O governo continua tentando reduzir as quedas da moeda norte-americana frente à divisa nacional. Nesta sessão, o Banco Central anunciou limitações ao pagamento antecipado de exportações. Se a instituição não enviar o produto ao exterior em 360 dias ou o pagamento não for realizado pelo importador do produto, a operação terá a incidência de uma alíquota de 6% de IOF (Imposto sobre Operações Financeiras). Assim, excluem-se bancos e outras instituições financeiras desse tipo de operação.

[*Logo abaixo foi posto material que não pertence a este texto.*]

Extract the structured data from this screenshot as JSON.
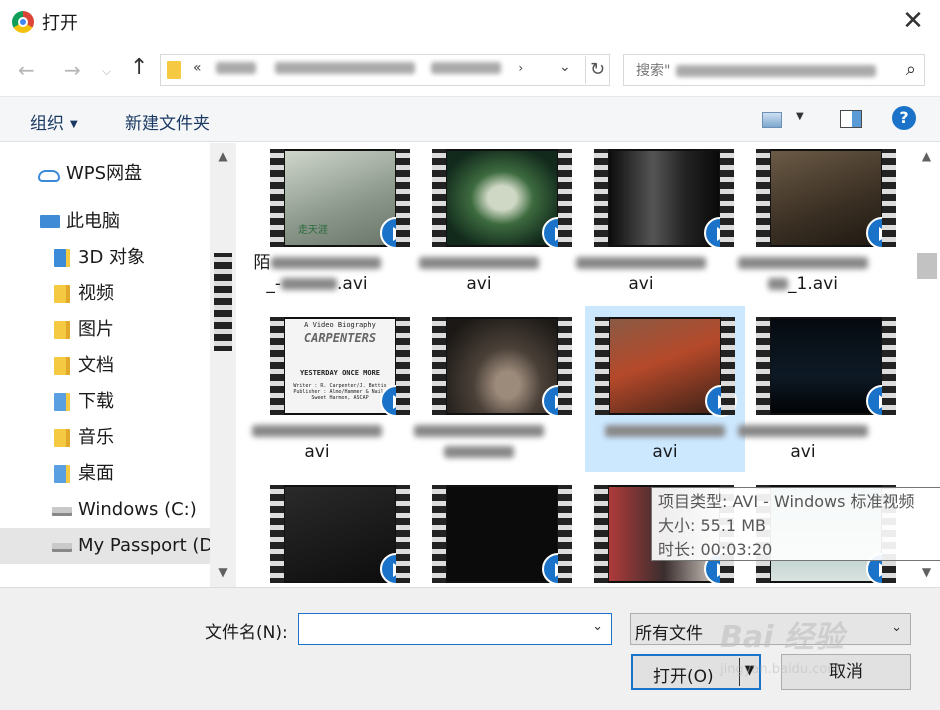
{
  "window": {
    "title": "打开"
  },
  "address": {
    "prefix": "«",
    "search_placeholder": "搜索\""
  },
  "toolbar": {
    "organize": "组织",
    "new_folder": "新建文件夹",
    "help": "?"
  },
  "nav": {
    "items": [
      {
        "label": "WPS网盘",
        "icon": "cloud-icon"
      },
      {
        "label": "此电脑",
        "icon": "computer-icon"
      },
      {
        "label": "3D 对象",
        "icon": "folder-3d-icon"
      },
      {
        "label": "视频",
        "icon": "folder-video-icon"
      },
      {
        "label": "图片",
        "icon": "folder-pictures-icon"
      },
      {
        "label": "文档",
        "icon": "folder-documents-icon"
      },
      {
        "label": "下载",
        "icon": "folder-downloads-icon"
      },
      {
        "label": "音乐",
        "icon": "folder-music-icon"
      },
      {
        "label": "桌面",
        "icon": "folder-desktop-icon"
      },
      {
        "label": "Windows (C:)",
        "icon": "drive-icon"
      },
      {
        "label": "My Passport (D",
        "icon": "external-drive-icon"
      }
    ]
  },
  "files": [
    {
      "l1_pre": "陌",
      "l1_post": "",
      "l2_pre": "_-",
      "l2_post": ".avi",
      "caption": "走天涯"
    },
    {
      "l1_pre": "",
      "l1_post": "",
      "l2_pre": "",
      "l2_post": "avi"
    },
    {
      "l1_pre": "",
      "l1_post": "",
      "l2_pre": "",
      "l2_post": "avi"
    },
    {
      "l1_pre": "",
      "l1_post": "",
      "l2_pre": "",
      "l2_post": "_1.avi"
    },
    {
      "l1_pre": "",
      "l1_post": "",
      "l2_pre": "",
      "l2_post": "avi",
      "poster": {
        "line1": "A Video Biography",
        "line2": "CARPENTERS",
        "line3": "YESTERDAY ONCE MORE",
        "credits": "Writer : R. Carpenter/J. Bettis\nPublisher : Almo/Hammer & Nail,\nSweet Harmon, ASCAP"
      }
    },
    {
      "l1_pre": "",
      "l1_post": "",
      "l2_pre": "",
      "l2_post": ""
    },
    {
      "l1_pre": "",
      "l1_post": "",
      "l2_pre": "",
      "l2_post": "avi"
    },
    {
      "l1_pre": "",
      "l1_post": "",
      "l2_pre": "",
      "l2_post": "avi"
    }
  ],
  "tooltip": {
    "type": "项目类型: AVI - Windows 标准视频",
    "size": "大小: 55.1 MB",
    "duration": "时长: 00:03:20"
  },
  "bottom": {
    "filename_label": "文件名(N):",
    "filename_value": "",
    "filetype": "所有文件",
    "open": "打开(O)",
    "cancel": "取消"
  },
  "watermark": {
    "brand": "Bai 经验",
    "url": "jingyan.baidu.com"
  }
}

O dólar comercial fechou cotado a R$ 1,7311 na compra e R$ 1,7326 na venda, forte alta de 1,20% em relação ao fechamento anterior. Com esta alta, o dólar acumula valorização de 0,73% em março, frente à baixa de 1,55% registrada no mês passado. No ano a desvalorização acumulada da moeda norte-americana já chega a 7,27%.
Na BM&F, o contrato futuro com vencimento em abril segue o dia cotado a R$ 1,745, forte alta de 1,04% em relação ao fechamento de R$ 1,727 da última quinta-feira. O contrato com vencimento em maio, por sua vez, opera em forte alta de 1,01%, atingindo R$ 1,756 frente à R$ 1,738 do fechamento de quinta-feira.
Já o dólar Ptax, que referencia os contratos futuros na BM&F Bovespa, fechou cotado a R$ 1,7245 na venda, alta de 0,54%. Na semana, a alta foi de 0,86%. O dólar pronto, que é a referência para a moeda norte-americana na BM&F Bovespa, registrava R$ 1,7271.